The minutes of the September Federal Open Market Committee meeting were released today and the differences among the members could not be clearer. From the hawks, “A few participants referred to historical episodes when the unemployment rate appeared to have fallen well below its estimated longer-run normal level. They observed that monetary tightening in those episodes typically had been followed by recession and a large increase in the unemployment rate.” The doves responded, “others judged this historical experience to be of limited applicability in the present environment because the economy was growing only modestly above trend, inflation was below the Committee’s 2 percent objective, and inflation expectations were low–circumstances that differed markedly from those earlier episodes.”
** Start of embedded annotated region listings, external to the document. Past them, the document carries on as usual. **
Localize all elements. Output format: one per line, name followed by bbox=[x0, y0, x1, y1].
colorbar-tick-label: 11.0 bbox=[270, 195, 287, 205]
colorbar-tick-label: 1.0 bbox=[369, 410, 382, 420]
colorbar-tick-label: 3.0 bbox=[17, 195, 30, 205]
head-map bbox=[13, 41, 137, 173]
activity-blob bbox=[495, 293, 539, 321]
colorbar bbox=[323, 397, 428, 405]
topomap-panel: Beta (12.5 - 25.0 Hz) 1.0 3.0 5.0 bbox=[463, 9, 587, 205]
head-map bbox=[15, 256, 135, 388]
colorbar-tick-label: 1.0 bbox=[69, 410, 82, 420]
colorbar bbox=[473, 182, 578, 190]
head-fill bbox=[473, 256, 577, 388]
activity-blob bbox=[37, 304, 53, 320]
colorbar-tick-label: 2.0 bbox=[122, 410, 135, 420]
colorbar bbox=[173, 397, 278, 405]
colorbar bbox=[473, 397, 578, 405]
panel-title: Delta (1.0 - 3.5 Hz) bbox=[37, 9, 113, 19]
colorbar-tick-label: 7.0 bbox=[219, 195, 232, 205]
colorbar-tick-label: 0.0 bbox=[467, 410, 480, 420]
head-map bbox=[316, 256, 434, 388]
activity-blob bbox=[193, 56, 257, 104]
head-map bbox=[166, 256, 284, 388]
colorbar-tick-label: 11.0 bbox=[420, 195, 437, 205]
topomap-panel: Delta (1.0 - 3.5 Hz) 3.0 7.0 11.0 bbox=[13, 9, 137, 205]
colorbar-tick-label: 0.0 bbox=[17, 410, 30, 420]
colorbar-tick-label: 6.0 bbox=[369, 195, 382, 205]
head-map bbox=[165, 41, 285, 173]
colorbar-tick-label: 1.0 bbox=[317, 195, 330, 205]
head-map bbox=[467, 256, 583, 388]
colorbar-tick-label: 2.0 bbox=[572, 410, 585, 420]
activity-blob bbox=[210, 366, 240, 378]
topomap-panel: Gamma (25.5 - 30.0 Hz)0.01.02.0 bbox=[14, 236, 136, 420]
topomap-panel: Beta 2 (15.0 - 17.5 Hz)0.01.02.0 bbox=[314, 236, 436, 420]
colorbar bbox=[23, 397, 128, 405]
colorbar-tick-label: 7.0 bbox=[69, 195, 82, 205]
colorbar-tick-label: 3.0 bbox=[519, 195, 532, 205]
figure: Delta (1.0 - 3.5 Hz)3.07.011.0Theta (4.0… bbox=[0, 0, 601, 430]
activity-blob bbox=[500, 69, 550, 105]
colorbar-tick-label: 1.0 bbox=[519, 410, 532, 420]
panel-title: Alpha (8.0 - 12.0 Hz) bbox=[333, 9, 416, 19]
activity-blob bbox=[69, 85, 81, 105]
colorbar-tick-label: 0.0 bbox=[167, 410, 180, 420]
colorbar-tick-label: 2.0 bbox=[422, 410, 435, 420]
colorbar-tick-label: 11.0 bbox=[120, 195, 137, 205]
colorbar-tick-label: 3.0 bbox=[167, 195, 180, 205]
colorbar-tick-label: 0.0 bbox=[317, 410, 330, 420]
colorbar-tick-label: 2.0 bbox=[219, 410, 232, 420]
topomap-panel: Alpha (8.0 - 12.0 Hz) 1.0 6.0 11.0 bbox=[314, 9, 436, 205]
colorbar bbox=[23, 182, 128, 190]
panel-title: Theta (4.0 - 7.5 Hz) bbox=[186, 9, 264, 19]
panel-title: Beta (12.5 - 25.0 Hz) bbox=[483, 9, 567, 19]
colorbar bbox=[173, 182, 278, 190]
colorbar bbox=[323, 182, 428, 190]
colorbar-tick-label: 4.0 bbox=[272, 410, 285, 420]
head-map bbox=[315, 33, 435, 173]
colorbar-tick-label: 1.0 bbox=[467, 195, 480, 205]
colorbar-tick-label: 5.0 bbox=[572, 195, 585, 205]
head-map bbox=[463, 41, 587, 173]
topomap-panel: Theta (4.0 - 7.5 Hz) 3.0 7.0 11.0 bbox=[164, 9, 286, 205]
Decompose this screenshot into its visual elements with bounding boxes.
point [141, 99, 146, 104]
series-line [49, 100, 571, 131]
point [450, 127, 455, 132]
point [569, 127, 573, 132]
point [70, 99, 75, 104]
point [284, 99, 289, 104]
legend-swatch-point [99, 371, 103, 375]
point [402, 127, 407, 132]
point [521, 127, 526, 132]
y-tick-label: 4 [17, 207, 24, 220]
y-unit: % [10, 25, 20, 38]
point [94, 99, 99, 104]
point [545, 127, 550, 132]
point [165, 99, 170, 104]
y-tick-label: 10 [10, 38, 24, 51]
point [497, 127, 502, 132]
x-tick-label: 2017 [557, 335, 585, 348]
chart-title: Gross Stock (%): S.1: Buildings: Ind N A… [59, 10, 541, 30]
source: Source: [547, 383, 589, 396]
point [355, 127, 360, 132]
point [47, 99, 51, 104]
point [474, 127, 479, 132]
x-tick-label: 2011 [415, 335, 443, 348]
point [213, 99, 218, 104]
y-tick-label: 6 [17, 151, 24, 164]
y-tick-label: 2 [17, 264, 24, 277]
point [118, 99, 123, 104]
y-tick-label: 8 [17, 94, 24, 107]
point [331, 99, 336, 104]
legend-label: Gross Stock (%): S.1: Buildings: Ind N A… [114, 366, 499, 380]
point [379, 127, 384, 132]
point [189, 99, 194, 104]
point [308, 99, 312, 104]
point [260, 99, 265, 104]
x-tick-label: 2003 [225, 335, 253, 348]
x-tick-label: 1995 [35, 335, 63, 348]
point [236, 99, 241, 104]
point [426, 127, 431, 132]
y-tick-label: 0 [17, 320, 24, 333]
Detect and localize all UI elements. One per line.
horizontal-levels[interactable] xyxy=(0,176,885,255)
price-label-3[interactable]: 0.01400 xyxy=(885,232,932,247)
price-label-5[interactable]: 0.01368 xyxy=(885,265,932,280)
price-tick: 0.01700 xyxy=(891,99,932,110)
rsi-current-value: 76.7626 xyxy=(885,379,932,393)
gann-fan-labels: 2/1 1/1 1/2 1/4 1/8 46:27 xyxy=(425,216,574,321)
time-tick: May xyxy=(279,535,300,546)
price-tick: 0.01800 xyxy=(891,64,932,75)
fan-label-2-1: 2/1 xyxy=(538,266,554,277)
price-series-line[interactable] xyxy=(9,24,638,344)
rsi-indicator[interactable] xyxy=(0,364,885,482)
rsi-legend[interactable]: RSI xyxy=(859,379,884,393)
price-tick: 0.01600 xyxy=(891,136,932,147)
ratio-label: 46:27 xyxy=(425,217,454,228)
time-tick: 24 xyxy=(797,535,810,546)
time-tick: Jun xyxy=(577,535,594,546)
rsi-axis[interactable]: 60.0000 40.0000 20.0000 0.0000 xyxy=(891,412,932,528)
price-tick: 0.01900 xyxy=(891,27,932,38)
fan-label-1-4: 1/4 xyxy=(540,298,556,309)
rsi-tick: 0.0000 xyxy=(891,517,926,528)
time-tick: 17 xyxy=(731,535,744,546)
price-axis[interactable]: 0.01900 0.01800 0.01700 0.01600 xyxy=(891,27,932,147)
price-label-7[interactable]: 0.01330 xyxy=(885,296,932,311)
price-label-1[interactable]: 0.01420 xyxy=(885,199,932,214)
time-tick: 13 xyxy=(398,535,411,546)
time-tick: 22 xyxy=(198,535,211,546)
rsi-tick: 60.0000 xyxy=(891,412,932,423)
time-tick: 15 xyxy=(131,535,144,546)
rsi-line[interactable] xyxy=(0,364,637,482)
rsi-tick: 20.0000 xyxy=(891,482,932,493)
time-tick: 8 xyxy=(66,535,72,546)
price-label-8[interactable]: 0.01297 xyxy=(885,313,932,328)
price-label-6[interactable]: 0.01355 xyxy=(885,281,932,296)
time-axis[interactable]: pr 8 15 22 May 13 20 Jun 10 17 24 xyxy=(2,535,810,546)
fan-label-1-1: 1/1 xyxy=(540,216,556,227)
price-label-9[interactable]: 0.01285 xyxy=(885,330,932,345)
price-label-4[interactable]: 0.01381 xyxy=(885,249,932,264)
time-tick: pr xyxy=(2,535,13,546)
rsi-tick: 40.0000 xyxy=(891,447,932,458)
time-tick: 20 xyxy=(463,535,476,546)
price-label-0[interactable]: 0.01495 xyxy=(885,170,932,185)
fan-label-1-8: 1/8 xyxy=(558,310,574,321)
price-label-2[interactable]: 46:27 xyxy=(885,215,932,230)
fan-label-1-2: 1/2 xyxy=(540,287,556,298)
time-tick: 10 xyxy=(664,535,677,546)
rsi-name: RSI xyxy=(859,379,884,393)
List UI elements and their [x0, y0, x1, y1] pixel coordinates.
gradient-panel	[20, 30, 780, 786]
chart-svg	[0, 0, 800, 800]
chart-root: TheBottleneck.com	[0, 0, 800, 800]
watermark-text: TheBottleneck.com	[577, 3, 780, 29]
Once again, the data seems to be on the doves side. The September unemployment rate actually moved back up to 5% primarily due to more workers re-joining the labor force. This is evidence that there is still some slack in the jobs market which reduces the chances for an overheating economy and rapid inflation, the hawks’ perpetual fear. The doves see no reason to raise rates when the labor force participation rate is growing and there are potentially millions of unemployed workers out there who could re-join the jobs market. With inflation still running below the Fed’s 2% target, the doves would much prefer to focus on the agency’s often-forgotten second mandate – full employment.
As Tim Duy points out, the current makeup of
the voting members of the FOMC are overwhelmingly in the dove camp. There is still a lot of data to absorb between now and the meeting in December but if they data continues to show a growing labor force and below-target inflation, the expected rate hike may even be in doubt. As Duy says, the doves “want to let this rebound run for as long as possible”.